Background Subtraction¶

A pipeline for isolating bright point sources on a spatially-varying background by subtracting a coarse median-pooled estimate:

Background subtraction with median_pool_upsampled

use numeris::DynMatrix;
use numeris::imageproc::median_pool_upsampled;

fn background_subtract(frame: &DynMatrix<f32>) -> DynMatrix<f32> {
    // Block-median rejects bright sources; bilinear upsample smooths the map.
    let bg = median_pool_upsampled(frame, 16);
    // Subtract into a new buffer.
    DynMatrix::from_fn(frame.nrows(), frame.ncols(), |i, j| {
        frame[(i, j)] - bg[(i, j)]
    })
}

For a 1024×1024 frame with 16×16 blocks: ~4 096 block medians of 256 elements each (≈1 M quickselect ops) + O(H·W) bilinear upsample.
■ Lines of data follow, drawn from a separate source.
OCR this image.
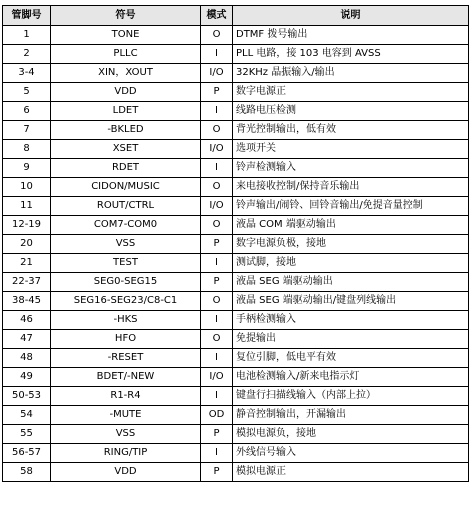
管脚号	符号	模式	说明
1	TONE	O	DTMF 拨号输出
2	PLLC	I	PLL 电路，接 103 电容到 AVSS
3-4	XIN，XOUT	I/O	32KHz 晶振输入/输出
5	VDD	P	数字电源正
6	LDET	I	线路电压检测
7	-BKLED	O	背光控制输出，低有效
8	XSET	I/O	选项开关
9	RDET	I	铃声检测输入
10	CIDON/MUSIC	O	来电接收控制/保持音乐输出
11	ROUT/CTRL	I/O	铃声输出/闹铃、回铃音输出/免提音量控制
12-19	COM7-COM0	O	液晶 COM 端驱动输出
20	VSS	P	数字电源负极，接地
21	TEST	I	测试脚，接地
22-37	SEG0-SEG15	P	液晶 SEG 端驱动输出
38-45	SEG16-SEG23/C8-C1	O	液晶 SEG 端驱动输出/键盘列线输出
46	-HKS	I	手柄检测输入
47	HFO	O	免提输出
48	-RESET	I	复位引脚，低电平有效
49	BDET/-NEW	I/O	电池检测输入/新来电指示灯
50-53	R1-R4	I	键盘行扫描线输入（内部上拉）
54	-MUTE	OD	静音控制输出，开漏输出
55	VSS	P	模拟电源负，接地
56-57	RING/TIP	I	外线信号输入
58	VDD	P	模拟电源正
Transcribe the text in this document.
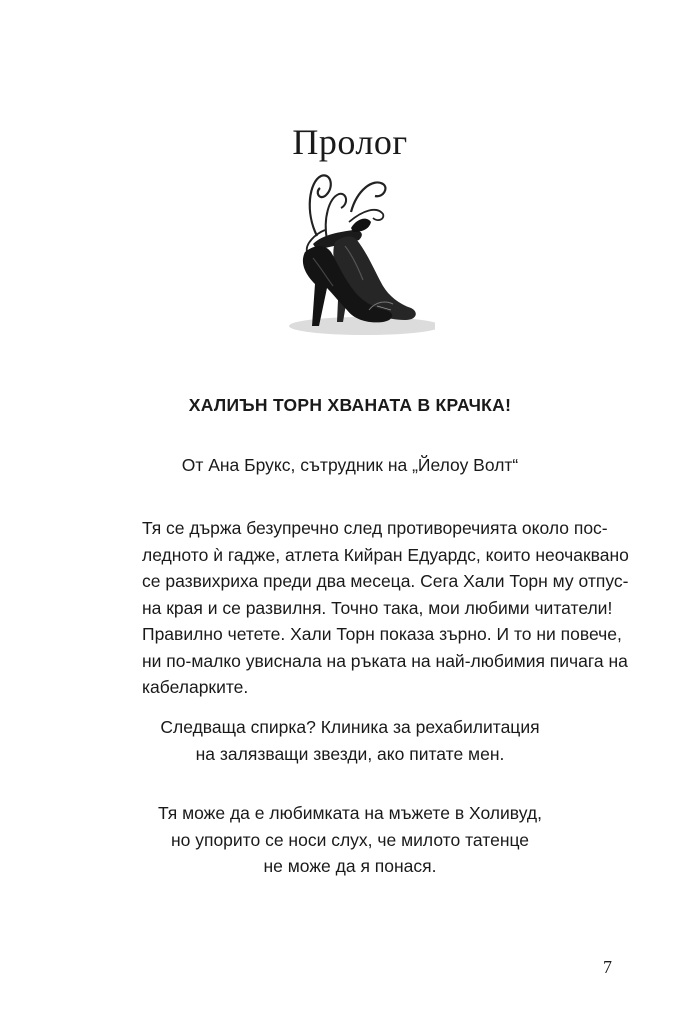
Пролог
ХАЛИЪН ТОРН ХВАНАТА В КРАЧКА!
От Ана Брукс, сътрудник на „Йелоу Волт“
Тя се държа безупречно след противоречията около пос-
ледното ѝ гадже, атлета Кийран Едуардс, които неочаквано
се развихриха преди два месеца. Сега Хали Торн му отпус-
на края и се развилня. Точно така, мои любими читатели!
Правилно четете. Хали Торн показа зърно. И то ни повече,
ни по-малко увиснала на ръката на най-любимия пичага на
кабеларките.
Следваща спирка? Клиника за рехабилитация
на залязващи звезди, ако питате мен.
Тя може да е любимката на мъжете в Холивуд,
но упорито се носи слух, че милото татенце
не може да я понася.
7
Much faster than a true sliding median at the same effective radius.

Sliding vs block median

median_pool_upsampled approximates a sliding median — outputs are blurred by the bilinear upsample and edges are not strictly preserved. If your pipeline needs the exact salt-and-pepper rejection semantics (e.g. isolated dead pixels near a point source), use median_filter_u16 with a small radius and quantize first; if you only need a smooth background subtraction, the pool is far faster.